À Gatineau, il s'agit évidemment du dossier de l'aréna Robert-Guertin. La Ville de Gatineau n'a pas suivi la procédure normale d'appel d'offres pour le projet de reconstruction de 28 millions $. Elle a plutôt signé un partenariat public privé avec le principal locataire de l'amphithéâtre, les Olympiques de Gatineau. La ministre a déjà rejeté les appels de cinq conseillers gatinois qui n'ont pas appuyé le projet municipal qui espéraient qu'une enquête publique soit déclenchée. Le 4 avril dernier, LeDroit rapportait que « la demande des conseillers sera traitée comme une plainte », une « procédure administrative ».
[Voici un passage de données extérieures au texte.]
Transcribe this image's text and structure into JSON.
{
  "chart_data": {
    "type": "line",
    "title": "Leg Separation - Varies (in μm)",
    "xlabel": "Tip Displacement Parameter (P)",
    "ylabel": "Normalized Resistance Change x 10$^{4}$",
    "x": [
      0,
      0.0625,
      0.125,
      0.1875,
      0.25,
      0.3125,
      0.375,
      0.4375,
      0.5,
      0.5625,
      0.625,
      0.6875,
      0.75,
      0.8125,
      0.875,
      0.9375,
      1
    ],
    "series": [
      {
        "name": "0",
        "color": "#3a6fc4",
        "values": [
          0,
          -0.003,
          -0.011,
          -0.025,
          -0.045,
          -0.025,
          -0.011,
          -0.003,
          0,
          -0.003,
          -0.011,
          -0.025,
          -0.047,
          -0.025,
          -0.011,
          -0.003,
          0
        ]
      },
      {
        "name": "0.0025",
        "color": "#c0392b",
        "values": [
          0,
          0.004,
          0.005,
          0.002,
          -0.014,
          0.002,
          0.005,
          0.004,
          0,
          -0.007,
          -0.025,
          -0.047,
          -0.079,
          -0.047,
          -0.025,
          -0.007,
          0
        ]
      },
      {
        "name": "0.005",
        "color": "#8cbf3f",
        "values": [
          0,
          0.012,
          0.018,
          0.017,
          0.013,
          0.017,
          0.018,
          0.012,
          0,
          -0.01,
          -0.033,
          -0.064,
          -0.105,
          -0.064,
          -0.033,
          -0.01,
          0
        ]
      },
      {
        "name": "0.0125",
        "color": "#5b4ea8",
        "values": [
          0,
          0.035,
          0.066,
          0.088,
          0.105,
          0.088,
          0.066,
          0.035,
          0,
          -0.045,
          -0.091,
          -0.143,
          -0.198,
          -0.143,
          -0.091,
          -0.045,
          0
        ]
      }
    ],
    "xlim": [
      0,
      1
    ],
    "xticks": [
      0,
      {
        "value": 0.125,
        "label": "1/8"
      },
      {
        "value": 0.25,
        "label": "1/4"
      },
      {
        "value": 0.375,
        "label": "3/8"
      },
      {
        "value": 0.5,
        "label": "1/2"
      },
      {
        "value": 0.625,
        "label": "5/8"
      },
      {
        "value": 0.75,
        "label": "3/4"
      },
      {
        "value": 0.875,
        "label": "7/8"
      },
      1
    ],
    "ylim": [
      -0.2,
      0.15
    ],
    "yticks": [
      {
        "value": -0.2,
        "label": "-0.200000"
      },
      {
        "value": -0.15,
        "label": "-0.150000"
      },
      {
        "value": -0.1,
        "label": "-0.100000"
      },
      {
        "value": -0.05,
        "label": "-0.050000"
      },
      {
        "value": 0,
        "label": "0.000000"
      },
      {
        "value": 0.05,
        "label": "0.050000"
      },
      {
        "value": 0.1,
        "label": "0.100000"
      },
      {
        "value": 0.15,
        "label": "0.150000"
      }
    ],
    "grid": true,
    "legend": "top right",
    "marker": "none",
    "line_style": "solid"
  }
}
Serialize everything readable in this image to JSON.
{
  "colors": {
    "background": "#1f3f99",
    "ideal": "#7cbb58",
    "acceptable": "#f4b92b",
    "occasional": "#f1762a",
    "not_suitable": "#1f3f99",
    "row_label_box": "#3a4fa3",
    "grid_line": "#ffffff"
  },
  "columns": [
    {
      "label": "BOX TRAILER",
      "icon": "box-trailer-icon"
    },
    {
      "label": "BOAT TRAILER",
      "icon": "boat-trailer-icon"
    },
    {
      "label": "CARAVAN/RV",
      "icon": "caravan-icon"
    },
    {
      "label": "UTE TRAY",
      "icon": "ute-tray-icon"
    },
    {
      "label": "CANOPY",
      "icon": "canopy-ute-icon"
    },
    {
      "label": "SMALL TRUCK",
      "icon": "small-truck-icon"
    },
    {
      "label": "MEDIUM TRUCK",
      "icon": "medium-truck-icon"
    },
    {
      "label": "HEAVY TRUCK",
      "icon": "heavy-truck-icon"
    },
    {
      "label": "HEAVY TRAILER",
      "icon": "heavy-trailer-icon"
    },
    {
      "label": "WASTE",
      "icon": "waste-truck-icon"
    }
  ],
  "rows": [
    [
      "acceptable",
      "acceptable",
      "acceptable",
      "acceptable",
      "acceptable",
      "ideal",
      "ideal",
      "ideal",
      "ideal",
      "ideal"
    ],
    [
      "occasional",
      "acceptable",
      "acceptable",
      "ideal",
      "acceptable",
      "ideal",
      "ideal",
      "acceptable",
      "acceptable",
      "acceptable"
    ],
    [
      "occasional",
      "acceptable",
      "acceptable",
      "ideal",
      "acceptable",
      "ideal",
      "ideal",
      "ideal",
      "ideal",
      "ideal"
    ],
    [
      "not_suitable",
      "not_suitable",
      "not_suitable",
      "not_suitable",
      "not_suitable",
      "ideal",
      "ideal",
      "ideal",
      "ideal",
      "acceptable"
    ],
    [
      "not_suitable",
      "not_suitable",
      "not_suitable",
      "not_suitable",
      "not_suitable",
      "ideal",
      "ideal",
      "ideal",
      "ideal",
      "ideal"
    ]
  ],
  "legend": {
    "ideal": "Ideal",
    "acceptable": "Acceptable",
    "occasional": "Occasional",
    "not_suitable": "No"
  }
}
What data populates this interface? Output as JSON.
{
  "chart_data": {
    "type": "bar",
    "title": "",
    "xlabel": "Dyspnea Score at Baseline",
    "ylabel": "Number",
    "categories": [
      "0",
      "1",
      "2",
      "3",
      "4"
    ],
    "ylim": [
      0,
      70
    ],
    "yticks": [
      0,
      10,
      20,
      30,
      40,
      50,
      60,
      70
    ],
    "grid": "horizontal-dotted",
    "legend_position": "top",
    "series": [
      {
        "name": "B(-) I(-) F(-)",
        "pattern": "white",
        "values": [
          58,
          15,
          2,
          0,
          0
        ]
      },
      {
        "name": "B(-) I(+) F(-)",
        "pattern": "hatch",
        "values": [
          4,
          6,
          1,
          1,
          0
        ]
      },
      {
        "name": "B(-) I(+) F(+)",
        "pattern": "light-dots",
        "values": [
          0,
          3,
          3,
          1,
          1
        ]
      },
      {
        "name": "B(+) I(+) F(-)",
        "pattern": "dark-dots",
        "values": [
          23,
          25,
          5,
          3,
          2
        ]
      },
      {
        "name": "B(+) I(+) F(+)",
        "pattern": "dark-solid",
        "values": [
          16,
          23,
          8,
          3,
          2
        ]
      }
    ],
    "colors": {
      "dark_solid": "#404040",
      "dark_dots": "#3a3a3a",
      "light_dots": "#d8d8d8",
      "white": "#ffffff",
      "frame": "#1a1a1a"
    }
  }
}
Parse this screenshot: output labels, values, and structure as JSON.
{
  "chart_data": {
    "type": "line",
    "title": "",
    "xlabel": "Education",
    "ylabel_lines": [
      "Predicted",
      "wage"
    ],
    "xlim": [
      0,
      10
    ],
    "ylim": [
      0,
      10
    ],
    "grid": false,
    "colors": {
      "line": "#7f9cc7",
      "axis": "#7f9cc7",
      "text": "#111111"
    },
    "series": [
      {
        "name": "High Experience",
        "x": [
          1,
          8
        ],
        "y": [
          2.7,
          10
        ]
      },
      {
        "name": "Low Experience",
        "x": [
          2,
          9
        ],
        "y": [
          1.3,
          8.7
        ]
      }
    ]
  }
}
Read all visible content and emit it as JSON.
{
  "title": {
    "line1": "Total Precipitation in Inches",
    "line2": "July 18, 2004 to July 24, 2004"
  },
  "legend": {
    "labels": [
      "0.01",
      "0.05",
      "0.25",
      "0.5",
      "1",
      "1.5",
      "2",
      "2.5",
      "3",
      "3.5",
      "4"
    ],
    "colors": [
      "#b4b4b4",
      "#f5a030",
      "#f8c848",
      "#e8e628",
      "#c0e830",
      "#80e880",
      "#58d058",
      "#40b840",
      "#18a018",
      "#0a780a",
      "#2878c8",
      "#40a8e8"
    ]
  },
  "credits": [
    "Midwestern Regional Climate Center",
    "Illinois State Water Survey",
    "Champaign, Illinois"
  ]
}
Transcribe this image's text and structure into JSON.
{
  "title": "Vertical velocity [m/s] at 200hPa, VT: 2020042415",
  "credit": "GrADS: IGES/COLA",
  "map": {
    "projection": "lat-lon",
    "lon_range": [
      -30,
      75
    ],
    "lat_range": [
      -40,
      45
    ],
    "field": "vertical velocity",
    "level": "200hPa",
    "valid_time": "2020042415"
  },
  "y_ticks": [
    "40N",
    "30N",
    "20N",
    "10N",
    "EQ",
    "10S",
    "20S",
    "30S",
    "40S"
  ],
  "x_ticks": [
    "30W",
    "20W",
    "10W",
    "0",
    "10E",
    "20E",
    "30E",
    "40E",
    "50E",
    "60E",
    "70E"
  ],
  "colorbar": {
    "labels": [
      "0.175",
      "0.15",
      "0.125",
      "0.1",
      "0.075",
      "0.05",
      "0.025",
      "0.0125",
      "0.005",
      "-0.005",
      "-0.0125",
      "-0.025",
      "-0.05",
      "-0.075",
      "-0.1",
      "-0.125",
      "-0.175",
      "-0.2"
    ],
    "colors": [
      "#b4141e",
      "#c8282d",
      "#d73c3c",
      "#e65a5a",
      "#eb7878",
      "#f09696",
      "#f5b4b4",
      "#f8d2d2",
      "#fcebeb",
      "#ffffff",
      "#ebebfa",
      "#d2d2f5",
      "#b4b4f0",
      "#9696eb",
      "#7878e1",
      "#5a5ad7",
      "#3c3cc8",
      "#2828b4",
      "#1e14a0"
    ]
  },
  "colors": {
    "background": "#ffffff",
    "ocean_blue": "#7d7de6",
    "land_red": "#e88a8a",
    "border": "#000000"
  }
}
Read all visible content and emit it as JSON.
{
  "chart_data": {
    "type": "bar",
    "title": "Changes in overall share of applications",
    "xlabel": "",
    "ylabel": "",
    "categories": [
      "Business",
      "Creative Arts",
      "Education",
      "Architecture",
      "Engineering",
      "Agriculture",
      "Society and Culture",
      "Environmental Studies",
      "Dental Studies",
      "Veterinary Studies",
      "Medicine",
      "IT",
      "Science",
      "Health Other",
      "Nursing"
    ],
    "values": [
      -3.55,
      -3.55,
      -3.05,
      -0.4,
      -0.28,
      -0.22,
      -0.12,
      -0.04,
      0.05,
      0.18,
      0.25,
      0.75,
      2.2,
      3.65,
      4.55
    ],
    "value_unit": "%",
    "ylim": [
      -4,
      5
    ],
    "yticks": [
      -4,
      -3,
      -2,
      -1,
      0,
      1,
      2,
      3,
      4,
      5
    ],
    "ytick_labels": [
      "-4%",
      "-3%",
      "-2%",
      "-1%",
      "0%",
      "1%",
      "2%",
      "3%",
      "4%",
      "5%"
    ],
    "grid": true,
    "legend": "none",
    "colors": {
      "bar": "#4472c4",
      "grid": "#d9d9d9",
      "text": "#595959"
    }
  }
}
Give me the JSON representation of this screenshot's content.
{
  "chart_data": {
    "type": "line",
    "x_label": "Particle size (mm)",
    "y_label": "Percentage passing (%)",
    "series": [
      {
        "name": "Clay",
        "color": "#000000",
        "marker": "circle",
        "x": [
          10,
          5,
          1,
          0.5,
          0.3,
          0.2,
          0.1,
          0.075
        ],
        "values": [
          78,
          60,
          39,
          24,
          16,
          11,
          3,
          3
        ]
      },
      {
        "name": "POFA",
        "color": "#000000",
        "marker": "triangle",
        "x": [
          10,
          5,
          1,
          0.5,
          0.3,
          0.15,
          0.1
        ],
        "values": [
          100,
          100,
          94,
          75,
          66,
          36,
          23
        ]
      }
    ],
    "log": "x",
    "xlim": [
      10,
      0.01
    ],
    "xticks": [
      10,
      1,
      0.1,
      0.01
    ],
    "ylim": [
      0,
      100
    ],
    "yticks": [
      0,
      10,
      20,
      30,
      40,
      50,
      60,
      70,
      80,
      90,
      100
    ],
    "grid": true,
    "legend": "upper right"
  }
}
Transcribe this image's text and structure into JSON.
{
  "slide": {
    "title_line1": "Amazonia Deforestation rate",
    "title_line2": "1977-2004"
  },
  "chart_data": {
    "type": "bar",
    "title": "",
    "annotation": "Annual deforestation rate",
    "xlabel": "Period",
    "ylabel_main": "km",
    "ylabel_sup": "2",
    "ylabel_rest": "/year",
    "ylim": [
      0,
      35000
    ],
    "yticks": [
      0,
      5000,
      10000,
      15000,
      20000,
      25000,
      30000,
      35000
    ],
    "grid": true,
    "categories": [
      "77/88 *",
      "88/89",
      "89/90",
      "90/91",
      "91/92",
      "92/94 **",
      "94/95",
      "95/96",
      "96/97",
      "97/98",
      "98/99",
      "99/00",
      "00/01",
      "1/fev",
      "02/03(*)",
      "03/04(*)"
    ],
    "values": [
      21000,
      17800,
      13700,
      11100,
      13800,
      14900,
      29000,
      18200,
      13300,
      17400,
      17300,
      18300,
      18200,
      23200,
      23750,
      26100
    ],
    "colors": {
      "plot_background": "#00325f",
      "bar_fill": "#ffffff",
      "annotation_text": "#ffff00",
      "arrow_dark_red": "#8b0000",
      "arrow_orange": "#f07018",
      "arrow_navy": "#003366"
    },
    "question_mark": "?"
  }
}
Tout le monde semble avoir une idée sur ce dossier qui, contrairement à ce que certains auraient pu croire, s'éternise sur la place publique gatinoise. Même l'ancien maire de l'ex-ville de Gatineau, Robert Labine, qui a qualifié toute l'affaire d'« abominable » et qui se questionne même sur la légalité de toute l'entreprise. Mais la ministre ne semble pas trop préoccupée. Sa désinvolture donne même l'impression qu'elle diminue l'importance de cette crise municipale. Sans aller à l'étape d'une enquête publique, il serait au moins souhaitable que Mme Normandeau regarde le dossier de plus près et exige du bureau de son ministère en Outaouais la plus grande diligence. De toute évidence, le maire de Gatineau Marc Bureau en a plein les bras avec cette patate chaude avec laquelle il jongle maladroitement... à six mois des élections municipales. Le maire sortant n'a pas déclaré s'il serait de la course mais il est évident que le maire, un chantre de la transparence lorsqu'il s'opposait à son prédécesseur Yves Ducharme, n'apprécie pas les accusations à l'effet qu'il n'est pas tout blanc dans cette histoire. Nous ne prétendons aucunement que M. Bureau pourrait profiter personnellement du contrat conclu avec le propriétaire majoritaire du club de hockey junior, Alain Sear. Mais nous peinons toujours à comprendre pourquoi le maire a accepté d'hypothéquer sa crédibilité pour accélérer un dossier qui fait plaisir aux Olympiques.
À peu près au même moment, à Montréal, le conseil de la métropole se débat avec le plus gros contrat de son histoire, une entente de 365 millions $ pour l'installation de dizaines de milliers de compteurs d'eau sur tout le territoire. Tous se demandent là -bas si la facture n'était pas un peu salée, et si les liens d'amitié entre l'ancien président du comité exécutif, Frank Zampino, et Tony Accurso, auraient pu teinter les négociations. Au moment des discussions, M. Zampino a séjourné dans les Caraïbes sur le yacht de M. Accurso, qui codirige à titre de président de Simard-Beaudry, le consortium GeniEAU qui a obtenu le contrat. L'autre partenaire est la société d'ingénierie-construction Dessau... qui a récupéré M. Zampino quelques mois après sa retraite politique pour le nommer vice-président, un poste qu'il vient d'abandonner compte tenu de la tempête médiatique qui l'entoure. Là aussi, la ministre Nathalie Normandeau fait la sourde oreille aux appels des critiques du contrat, comme le chef de l'opposition municipale, Benoît Labonté. La porte-parole de la ministre a pour sa part confié que « pour l'instant, le maire Gérald Tremblay a les choses en main ».
Dans un cas comme dans l'autre, les maires en ont plutôt les mains trop pleines. Une supervision attentive du ministère des Affaires municipales serait bienvenue.